Quanto à violência religiosa islâmica, é preciso esclarecer inicialmente que nem todo movimento terrorista é religioso (a OLP de Arafat era secular) e que nem todo integrismo é violento. Mas, a partir de um certo patamar do conflito, o Oriente Médio, o integrismo e a violência tenderam a amalgamar-se, gerando o fundamentalismo. Tanto o Hamas, que atua nos territórios palestinos, quanto o Hisbollah , com base no Líbano, são facções fundamentalistas islâmicas. Os jovens suicidas que se imolam em atentados bárbaros são todos “mártires”, que terão como recompensa o paraíso prometido aos que morreram numa guerra santa. Não faz muito tempo, o mundo inteiro acompanhou com estupefação a resistência oposta pelo Hisbollah à invasão do Líbano por parte das forças armadas de Israel, um dos maiores exércitos do mundo. Mas o conflito no Oriente Médio é apenas parte de um cenário mais amplo, de âmbito mundial. O primeiro exemplo de violência transnacional, dentro dessa linha, foi o fatwa dirigido por um aiatolá iraniano contra o escritor Salmon Rushdie, autor de um livro considerado ofensivo ao profeta, os Versos satânicos. Mas hoje em dia o exemplo mais espetacular dessa orientação é a Al Qaeda, rede multinacional dirigida por Osama bin Laden, que inspirou os atentados de 11 de setembro. Bin Laden quer fundar um califado pan-islâmico, tem em seus quadros, entre outros, egípcios, jordanianos, iemenitas e sauditas, e instalou pontos de apoio em quase 50 paises. O mundo inteiro é palco dessa violência. Uma caricatura num jornal dinamarquês pondo em cena o Profeta Maomé despertou manifestações violentas em todo o mundo islâmico. Não faltaram ameaças de assassinato do Papa, quando ele fez um discurso na Alemanha interpretado como antiislâmico.

A violência religiosa judaica é defendida e praticada, entre outros, por grupos ultra-ortodoxos que não recuam diante da luta armada, inclusive o assassinato, para atingir seus fins. Muitos se filiam aos ensinamentos do rabino Kook, que atuou na Palestina antes do advento do Estado de Israel, e do rabino Meir Kahane, fundador de uma ideologia messiânica extremamente violenta, para quem o Messias só poderia advir no bojo de uma grande vitória militar dos judeus. Essas ideias influenciaram terroristas como o Dr. Baruch Goldstein, que em 1994 massacrou dezenas de palestinos no túmulo dos Patriarcas, em Hebron, e Yigal Amir, que em 1995 assassinou o Primeiro-Ministro Yitzak Rabin, para puni-lo por ter assinado o acordo de Oslo.

Entre os fundamentalistas cristãos, muitos advogam e praticam a luta armada.

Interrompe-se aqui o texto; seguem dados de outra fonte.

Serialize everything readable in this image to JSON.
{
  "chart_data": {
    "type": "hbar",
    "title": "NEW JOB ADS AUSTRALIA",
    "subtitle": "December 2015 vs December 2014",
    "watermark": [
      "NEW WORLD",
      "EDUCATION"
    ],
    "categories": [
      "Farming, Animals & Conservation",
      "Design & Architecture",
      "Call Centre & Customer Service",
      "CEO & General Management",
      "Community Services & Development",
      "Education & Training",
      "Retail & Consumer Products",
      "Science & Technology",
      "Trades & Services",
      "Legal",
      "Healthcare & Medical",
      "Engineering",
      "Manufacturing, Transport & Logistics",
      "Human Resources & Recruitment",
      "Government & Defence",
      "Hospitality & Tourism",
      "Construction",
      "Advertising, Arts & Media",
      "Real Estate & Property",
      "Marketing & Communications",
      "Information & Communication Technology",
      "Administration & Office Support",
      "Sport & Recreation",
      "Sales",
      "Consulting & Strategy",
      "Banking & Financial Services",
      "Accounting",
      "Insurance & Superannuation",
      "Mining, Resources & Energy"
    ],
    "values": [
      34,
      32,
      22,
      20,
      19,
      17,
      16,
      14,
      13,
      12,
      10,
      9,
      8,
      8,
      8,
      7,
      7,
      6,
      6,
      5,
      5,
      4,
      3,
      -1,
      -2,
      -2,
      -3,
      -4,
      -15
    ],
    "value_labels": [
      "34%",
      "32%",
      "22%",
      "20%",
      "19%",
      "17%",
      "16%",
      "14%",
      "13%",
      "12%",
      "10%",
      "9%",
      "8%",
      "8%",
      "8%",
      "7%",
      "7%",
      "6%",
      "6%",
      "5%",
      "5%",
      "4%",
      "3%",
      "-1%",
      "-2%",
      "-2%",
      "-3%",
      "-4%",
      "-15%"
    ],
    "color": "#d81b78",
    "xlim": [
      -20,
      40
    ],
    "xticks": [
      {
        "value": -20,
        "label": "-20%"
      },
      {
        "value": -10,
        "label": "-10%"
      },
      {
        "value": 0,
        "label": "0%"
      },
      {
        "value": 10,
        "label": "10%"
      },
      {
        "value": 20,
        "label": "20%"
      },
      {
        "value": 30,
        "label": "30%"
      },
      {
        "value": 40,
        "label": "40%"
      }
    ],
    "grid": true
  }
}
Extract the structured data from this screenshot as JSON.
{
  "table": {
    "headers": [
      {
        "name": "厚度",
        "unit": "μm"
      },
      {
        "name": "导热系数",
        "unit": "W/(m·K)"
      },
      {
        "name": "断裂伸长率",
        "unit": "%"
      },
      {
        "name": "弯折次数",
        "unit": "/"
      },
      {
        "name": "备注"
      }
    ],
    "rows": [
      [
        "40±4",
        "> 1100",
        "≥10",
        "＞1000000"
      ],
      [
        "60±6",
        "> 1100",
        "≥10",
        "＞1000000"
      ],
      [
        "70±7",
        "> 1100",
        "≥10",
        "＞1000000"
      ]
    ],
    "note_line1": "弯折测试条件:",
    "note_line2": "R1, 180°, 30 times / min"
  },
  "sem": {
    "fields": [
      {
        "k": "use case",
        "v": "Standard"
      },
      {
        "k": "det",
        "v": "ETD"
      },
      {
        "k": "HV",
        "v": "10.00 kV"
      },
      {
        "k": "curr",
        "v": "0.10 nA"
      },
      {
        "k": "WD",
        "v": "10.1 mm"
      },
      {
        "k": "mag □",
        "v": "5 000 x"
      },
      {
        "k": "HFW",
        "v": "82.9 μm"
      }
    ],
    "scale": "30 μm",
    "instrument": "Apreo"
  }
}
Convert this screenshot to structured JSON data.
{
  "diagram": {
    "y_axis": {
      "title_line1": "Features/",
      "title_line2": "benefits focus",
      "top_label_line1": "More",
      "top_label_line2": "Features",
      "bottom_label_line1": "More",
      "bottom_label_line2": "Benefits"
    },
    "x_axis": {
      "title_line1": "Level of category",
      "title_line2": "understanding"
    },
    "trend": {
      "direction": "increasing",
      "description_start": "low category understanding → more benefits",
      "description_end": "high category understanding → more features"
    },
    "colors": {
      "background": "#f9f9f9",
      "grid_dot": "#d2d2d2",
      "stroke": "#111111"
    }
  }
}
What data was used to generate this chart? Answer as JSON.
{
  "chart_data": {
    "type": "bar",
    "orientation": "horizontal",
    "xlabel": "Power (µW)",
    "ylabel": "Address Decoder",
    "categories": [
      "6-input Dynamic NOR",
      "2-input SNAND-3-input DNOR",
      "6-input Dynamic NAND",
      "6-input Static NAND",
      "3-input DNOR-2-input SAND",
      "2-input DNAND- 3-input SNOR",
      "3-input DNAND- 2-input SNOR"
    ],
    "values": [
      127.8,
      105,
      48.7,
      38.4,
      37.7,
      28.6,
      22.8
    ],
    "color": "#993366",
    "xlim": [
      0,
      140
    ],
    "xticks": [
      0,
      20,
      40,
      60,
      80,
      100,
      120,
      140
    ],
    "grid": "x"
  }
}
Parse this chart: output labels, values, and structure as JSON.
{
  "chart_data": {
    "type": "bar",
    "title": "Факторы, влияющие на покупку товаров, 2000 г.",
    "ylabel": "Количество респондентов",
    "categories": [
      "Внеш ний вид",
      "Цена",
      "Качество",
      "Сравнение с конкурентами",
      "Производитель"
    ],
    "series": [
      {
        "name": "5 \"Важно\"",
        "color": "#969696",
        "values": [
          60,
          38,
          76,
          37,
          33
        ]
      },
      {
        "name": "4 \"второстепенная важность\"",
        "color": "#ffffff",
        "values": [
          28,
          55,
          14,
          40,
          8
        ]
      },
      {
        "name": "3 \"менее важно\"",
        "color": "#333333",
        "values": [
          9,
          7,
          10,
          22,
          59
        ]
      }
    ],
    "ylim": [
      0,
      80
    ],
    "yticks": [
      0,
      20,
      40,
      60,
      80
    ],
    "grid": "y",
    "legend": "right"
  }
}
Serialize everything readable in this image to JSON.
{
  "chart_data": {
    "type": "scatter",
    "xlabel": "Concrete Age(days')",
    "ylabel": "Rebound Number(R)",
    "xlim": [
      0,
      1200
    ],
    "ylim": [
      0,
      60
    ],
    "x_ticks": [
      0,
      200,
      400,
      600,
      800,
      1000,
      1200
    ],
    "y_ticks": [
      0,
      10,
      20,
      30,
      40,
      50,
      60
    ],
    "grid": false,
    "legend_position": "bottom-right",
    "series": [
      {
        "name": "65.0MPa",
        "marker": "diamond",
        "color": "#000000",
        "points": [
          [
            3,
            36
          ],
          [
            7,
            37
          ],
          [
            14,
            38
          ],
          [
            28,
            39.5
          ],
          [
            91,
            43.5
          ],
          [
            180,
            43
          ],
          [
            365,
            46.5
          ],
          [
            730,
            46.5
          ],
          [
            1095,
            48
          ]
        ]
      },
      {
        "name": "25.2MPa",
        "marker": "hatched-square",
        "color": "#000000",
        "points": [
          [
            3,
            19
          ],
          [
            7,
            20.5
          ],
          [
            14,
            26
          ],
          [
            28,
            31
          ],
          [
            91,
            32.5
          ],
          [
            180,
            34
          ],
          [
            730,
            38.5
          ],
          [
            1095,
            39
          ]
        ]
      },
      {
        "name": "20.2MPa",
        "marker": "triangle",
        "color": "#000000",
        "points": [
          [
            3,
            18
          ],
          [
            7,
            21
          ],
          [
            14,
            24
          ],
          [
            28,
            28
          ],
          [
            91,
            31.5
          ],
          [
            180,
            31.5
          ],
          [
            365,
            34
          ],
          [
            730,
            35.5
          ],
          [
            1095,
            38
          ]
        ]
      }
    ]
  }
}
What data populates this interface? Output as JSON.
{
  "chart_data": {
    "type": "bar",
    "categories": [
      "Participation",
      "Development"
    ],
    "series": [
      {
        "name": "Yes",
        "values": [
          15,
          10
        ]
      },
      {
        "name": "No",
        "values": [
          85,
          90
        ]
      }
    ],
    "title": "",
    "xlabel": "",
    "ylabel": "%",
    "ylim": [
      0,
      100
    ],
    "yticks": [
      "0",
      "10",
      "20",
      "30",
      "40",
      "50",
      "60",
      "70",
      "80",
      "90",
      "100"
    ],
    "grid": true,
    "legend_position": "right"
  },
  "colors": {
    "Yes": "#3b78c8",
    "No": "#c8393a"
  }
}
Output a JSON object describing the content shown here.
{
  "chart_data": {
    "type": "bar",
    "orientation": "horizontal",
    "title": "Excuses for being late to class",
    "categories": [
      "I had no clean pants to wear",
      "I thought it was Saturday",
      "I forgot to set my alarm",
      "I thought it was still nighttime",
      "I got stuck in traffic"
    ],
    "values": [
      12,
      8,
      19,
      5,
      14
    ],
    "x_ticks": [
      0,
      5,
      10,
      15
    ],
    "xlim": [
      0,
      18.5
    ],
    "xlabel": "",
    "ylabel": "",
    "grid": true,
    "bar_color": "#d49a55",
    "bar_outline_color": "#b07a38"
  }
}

Os alvos principais dos seus ataques são as clínicas aborto e os bares de homossexuais, masculinos e femininos. Em 1994, o reverendo Paul Hill matou um médico e seu colaborador quando estavam a caminho de um clínica de aborto na Flórida. Hill justificou sua ação com uma citação dos Salmos: “Não temerás nem o terror noturno nem a seta que voa durante o dia.” Em 1995, o edifício federal da cidade de Oklahoma foi explodido por Timothy McVeigh, afiliado a um movimento religioso, Christian Identity (Identidade Cristã), de caráter abertamente anti-semita. Em 1996, outro ativista, contrário ao aborto e à homossexualidade, Eric Robert Rudolph, lançou uma bomba durante as Olimpíadas de Atlanta. A razão é que os atletas que carregavam a tocha olímpica fizeram um desvio para não passarem por um condado que tinha condenado a sodomia, o que Rudolph interpretou como uma atitude pró-gay. Em geral, esses fundamentalistas são contra as restrições a venda de armas, por estarem convencidos de que os verdadeiros cristãos precisam ter o direito de defender-se contra o governo, que para eles transformou-se em instrumento de uma conspiração diabólica para implantar o reino do Anticristo.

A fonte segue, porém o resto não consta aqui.